W ujawnionym przez samozwańcze Państwo Islamskie nagraniu wideo terroryści pokazują dokonywaną przez siebie destrukcję katolickiej świątyni na Filipinach. W opętańczym szale niszczą figury Chrystusa, Maryi i świętych. Widzimy także terrorystę celującego z broni do zdjęcia papieża. Zapowiada także zdobycie Rzymu. To kolejny dowód świadczący, że to Kościół jest głównym i ostatecznym wrogiem islamistów.
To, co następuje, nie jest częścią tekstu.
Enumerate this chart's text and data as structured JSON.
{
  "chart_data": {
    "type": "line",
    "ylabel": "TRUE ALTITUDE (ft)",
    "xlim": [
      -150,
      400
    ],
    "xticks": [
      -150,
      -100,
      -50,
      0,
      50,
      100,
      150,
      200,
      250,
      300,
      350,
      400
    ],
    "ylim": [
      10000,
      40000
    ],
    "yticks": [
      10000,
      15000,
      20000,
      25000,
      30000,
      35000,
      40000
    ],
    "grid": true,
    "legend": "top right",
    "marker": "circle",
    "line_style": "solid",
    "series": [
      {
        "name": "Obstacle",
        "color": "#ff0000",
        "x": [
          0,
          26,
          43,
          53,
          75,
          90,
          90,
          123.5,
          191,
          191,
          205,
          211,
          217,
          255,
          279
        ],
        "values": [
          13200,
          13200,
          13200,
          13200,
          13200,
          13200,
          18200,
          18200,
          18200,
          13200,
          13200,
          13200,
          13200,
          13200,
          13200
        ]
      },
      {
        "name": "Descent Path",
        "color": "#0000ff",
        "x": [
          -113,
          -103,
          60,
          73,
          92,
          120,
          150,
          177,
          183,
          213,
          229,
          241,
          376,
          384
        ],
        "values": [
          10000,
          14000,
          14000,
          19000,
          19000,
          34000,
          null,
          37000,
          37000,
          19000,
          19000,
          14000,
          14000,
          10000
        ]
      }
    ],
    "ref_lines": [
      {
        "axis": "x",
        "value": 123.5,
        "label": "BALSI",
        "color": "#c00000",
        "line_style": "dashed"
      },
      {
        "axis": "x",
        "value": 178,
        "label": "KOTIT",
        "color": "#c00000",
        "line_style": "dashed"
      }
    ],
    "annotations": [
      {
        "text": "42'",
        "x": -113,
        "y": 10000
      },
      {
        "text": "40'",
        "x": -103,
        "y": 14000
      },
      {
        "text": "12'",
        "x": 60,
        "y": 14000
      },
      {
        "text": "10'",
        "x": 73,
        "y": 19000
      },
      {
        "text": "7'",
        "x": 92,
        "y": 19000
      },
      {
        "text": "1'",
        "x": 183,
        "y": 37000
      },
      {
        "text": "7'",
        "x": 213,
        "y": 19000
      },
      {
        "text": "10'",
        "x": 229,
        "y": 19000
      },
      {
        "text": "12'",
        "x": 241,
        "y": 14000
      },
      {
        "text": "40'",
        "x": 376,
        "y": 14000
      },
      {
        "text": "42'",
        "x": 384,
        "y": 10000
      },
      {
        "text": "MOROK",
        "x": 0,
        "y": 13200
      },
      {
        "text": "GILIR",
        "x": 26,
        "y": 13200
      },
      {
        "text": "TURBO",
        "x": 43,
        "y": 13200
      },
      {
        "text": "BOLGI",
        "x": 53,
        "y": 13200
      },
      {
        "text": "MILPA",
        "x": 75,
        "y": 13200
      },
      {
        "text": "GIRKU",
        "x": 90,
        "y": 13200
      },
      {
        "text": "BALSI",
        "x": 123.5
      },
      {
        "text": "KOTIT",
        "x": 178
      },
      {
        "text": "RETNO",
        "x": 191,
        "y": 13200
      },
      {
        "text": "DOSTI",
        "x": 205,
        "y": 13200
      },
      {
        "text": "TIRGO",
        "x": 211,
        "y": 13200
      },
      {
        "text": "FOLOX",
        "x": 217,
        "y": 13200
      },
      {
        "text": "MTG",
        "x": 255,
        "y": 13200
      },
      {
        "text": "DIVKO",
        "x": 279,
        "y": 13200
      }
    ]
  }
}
W ujawnionym przez tzw. Państwo Islamskie nagraniu wideo pod nazwą „Wewnątrz Kalifatu”, dżihadyści uwiecznili swoje działania w filipińskim mieście Marawi. Nagranie pokazuje uwolnienie z więzienia towarzyszy broni, a także ataki na lokalne kościoły. Widać na nim między innymi rozszalałych dżihadystów wpadających do katolickiej świątyni i obalających znajdujący się w niej krucyfiks. Następnie fanatycy skaczą po nim. W podobny sposób profanują oni figury Pana Jezusa, Matki Bożej, świętych. Drą także zdjęcia Franciszka i Benedykta XVI i podkładają ogień w świątyni.
Wesprzyj nas już teraz!
Mówiący po angielsku narrator informuje widza o przyczynach tych działań: „na zakończenie ich wszystkich wysiłków to religia krzyża zostanie złamana. Wrogość krzyżowców w stosunku do muzułmanów jedynie ośmieliła młode pokolenie”.
Obecnie to właśnie w Filipinach terroryści z Państwa Islamskiego próbują odtworzyć swój kalifat. Narrator w filmiku krytykuje władze tego zdominowanego przez katolików kraju. Twierdzi, że tamtejszy dyktator, Rodrigo Duterte, wobec zagrożenia islamizmem, uciekł się do pomocy Stanów Zjednoczonych i ich „regionalnego psa łańcuchowego”, Australii. Nie przeszkodziło mu, że wcześniej obrażał USA.
Na wideo widzimy mapę „amerykańskiej wojny z islamem” obejmującej Irak, Syrię, Zachodnią Afrykę, Libię, Jemen, Somalię, Afganistan i Filipiny. Narrator zarzuca amerykańskim siłom ingerencję w ziemie muzułmańskie na całym świecie. Grozi, że Ameryka zostanie „wykrwawiona na śmierć” przez „wiernych”.
Państwo Islamskie utraciło znaczące terytoria w Iraku i Syrii. Jednak pod wpływem propagandy szerzonej głównie przez Internet, posiada zwolenników rozsianych w różnych rejonach globu. Ostatnio za jeden z głównych celów swych działań obrało obecnie właśnie Marawi. To liczące poniżej 200 tysięcy osób miasto leży w granicach Filipin i należy do „Regionu Autonomicznego na Muzułmańskim Mindanao”. Wskutek aktywności Państwa Islamskiego rejon opuściło około 360 tysięcy osób.
Wracając do zawartego w wideo anty-katolicyzmu i pogróżek dotyczących opanowania Rzymu należy wspomnieć, że to nie pierwszy przypadek, gdy z ust islamistów padają tego typu hasła. Wszak samozwańczy kalif tak zwanego Państwa Islamskiego Abu Bakr al Bagdadi 4 lipca 2014 roku zapowiedział zdominowanie przez islam ziemskiego globu i „wtargnięcie do Rzymu”.
Z kolei Yusuf al‑Qaradawi, duchowy przywódca Bractwa Muzułmańskiego, w fatwie z 27 lutego 2005 roku podkreślił, że „mimo pesymizmu zasianego w naszych szeregach, w ostateczności islam zawładnie światem i będzie jego panem. Oznaką zwycięstwa będzie zdobycie Rzymu, Europa zostanie opanowana, chrześcijanie – pokonani, a islam wzrośnie i stanie się siłą kontrolującą cały kontynent europejski”.